In biochemical production, final quality control by end point assays no longer suffices in many high value or time sensitive settings. Instead, methods that assess quality attributes during the manufacturing run are being deployed to assure product consistency, reduce waste, and speed delivery. Real Time Release Testing (RTRT) purposefully uses analytical data acquired during process steps to decide if a batch meets specification, eliminating or reducing the need for destructive tests after production completes. Integrated with that is in line Process Analytical Technology (PAT), which samples or senses directly within flow streams to monitor critical parameters continuously. Together, these techniques shift manufacturing toward a responsive, data driven mode, where quality is observed rather than just declared.

Application of vibrational spectroscopies is among the more mature approaches in RTRT. Raman spectroscopy applied in bio-manufacturing can detect subtle chemical changes, identify and quantify biomolecular species, determine concentrations of excipients, and monitor variations in buffer conditions. Because Raman is nonintrusive and can probe aqueous samples, it is well suited to in line setups. It has been used, for instance, to monitor concentration of protein, sugars, buffer components, or product impurities in biologics production. Raman readings, once calibrated, correlate with concentration or purity metrics and thus feed into decision rules during the run.

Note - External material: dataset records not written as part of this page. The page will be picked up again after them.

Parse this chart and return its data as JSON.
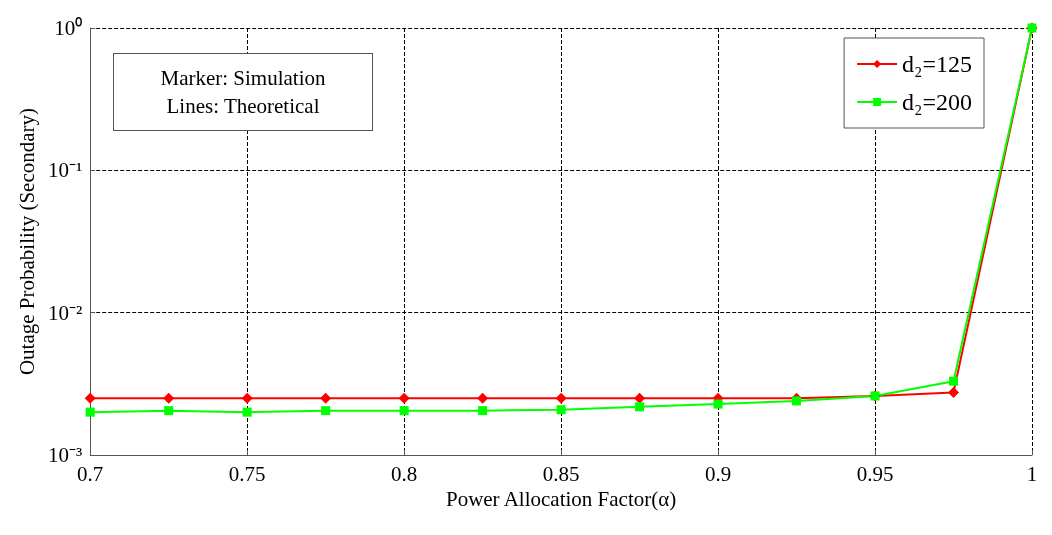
{
  "chart_data": {
    "type": "line",
    "xlabel": "Power Allocation Factor(α)",
    "ylabel": "Outage Probability (Secondary)",
    "x": [
      0.7,
      0.725,
      0.75,
      0.775,
      0.8,
      0.825,
      0.85,
      0.875,
      0.9,
      0.925,
      0.95,
      0.975,
      1
    ],
    "series": [
      {
        "name": "d₂=125",
        "color": "#ff0000",
        "marker": "diamond",
        "values": [
          0.0025,
          0.0025,
          0.0025,
          0.0025,
          0.0025,
          0.0025,
          0.0025,
          0.0025,
          0.0025,
          0.0025,
          0.0026,
          0.00275,
          1
        ]
      },
      {
        "name": "d₂=200",
        "color": "#00ff00",
        "marker": "square",
        "values": [
          0.002,
          0.00205,
          0.002,
          0.00205,
          0.00205,
          0.00205,
          0.00208,
          0.00218,
          0.00228,
          0.0024,
          0.0026,
          0.0033,
          1
        ]
      }
    ],
    "xlim": [
      0.7,
      1
    ],
    "xticks": [
      0.7,
      0.75,
      0.8,
      0.85,
      0.9,
      0.95,
      1
    ],
    "ylim": [
      0.001,
      1
    ],
    "yticks": [
      {
        "value": 0.001,
        "label": "10⁻³"
      },
      {
        "value": 0.01,
        "label": "10⁻²"
      },
      {
        "value": 0.1,
        "label": "10⁻¹"
      },
      {
        "value": 1,
        "label": "10⁰"
      }
    ],
    "log": "y",
    "grid": true,
    "legend": "top right",
    "line_style": "solid",
    "annotations": [
      "Marker: Simulation",
      "Lines: Theoretical"
    ]
  }
}
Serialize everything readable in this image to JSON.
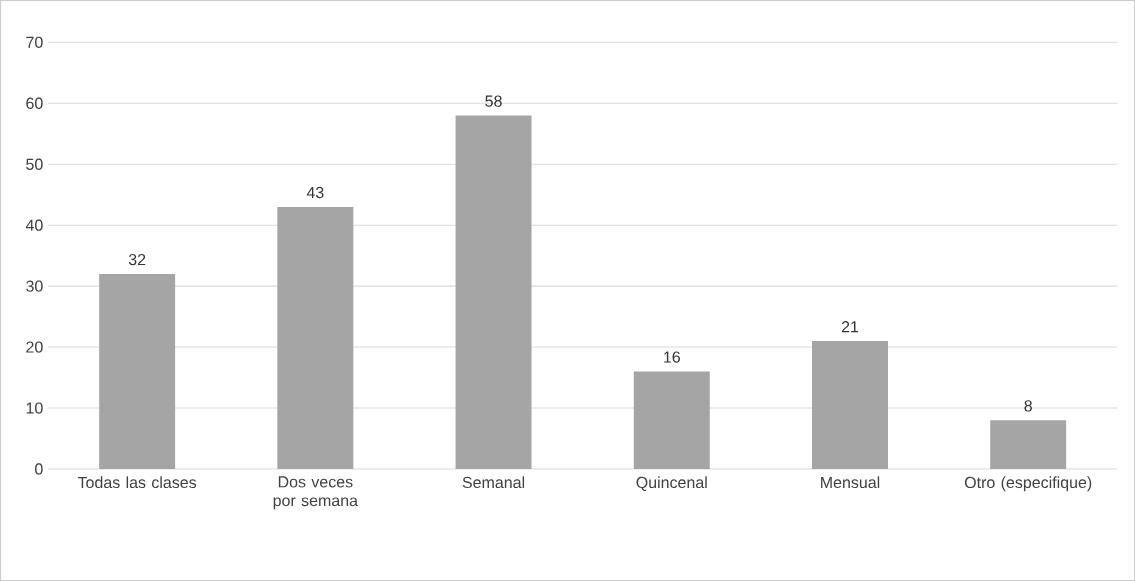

Near Infrared (NIR) spectroscopy is another tool frequently paired with RTRT strategies. In pharmaceutical extract powder manufacturing, NIR has been used to quantify active ingredient concentrations in real time with multivariate calibration models. Through the estimation of confidence intervals around specification limits, batches can be accepted or rejected without destructive sampling. Integrating these spectroscopic sensors with process flows requires careful design. Optical probes may be inserted into vessels or pipelines, in flow cells with controlled path length, or via fiber optics. The data stream must be fast, synchronized with process stages (mixing, reaction, purification), and subjected to signal processing.

Multivariate calibration methods (e.g., partial least squares regression, principal component regression) convert spectral data into meaningful analytical values. Models require robust training over representative variability (temperature, pH, interfering substances) so that predictions remain valid under operational fluctuations. Process control becomes more dynamic when feedback loops use PAT data. Suppose a sensor detects the concentration of an intermediate deviating from setpoint; the controller might adjust flow rates, reagent feed, temperature, or mixing to steer the reaction back on course. To support decision making, statistical process control charts, multivariate control, and anomaly detection models are essential. Algorithms may flag drift or outliers early, triggering intervention or pausing the run.

Because real industrial biochemical processes may face fouling, baseline drift, optical alignment changes, or temperature variation, the analytical models must be robust to those influences, or calibration must be updated periodically. Redundancy (multiple sensor modalities) can help cross validate and reduce false alarms.

Adoption of RTRT and in line PAT in regulated industries demands validation and regulatory alignment. Calibration models, sensor placements, sample representativeness, and data integrity must meet audit standards. Correlation of sensor predictions with reference assays is necessary during method qualification. In many cases, risk assessment and design of experiments support selection of critical process parameters and analytical attributes that must be monitored. The regulatory agencies increasingly encourage adoption of such approaches under quality by design initiatives, emphasizing understanding of process behaviour and control strategy.

Examples in biologics manufacturing include using Raman or NIR to monitor cell culture metabolite concentrations, product glycosylation patterns, or buffer exchange performance. In formulations production, in line monitoring of excipient concentration, viscosity, or pH ensures consistency before packaging. In one application, Raman spectroscopy was used to monitor a monoclonal antibody manufacturing line, correlating spectral signatures with product quality attributes, thereby enabling real time release decisions.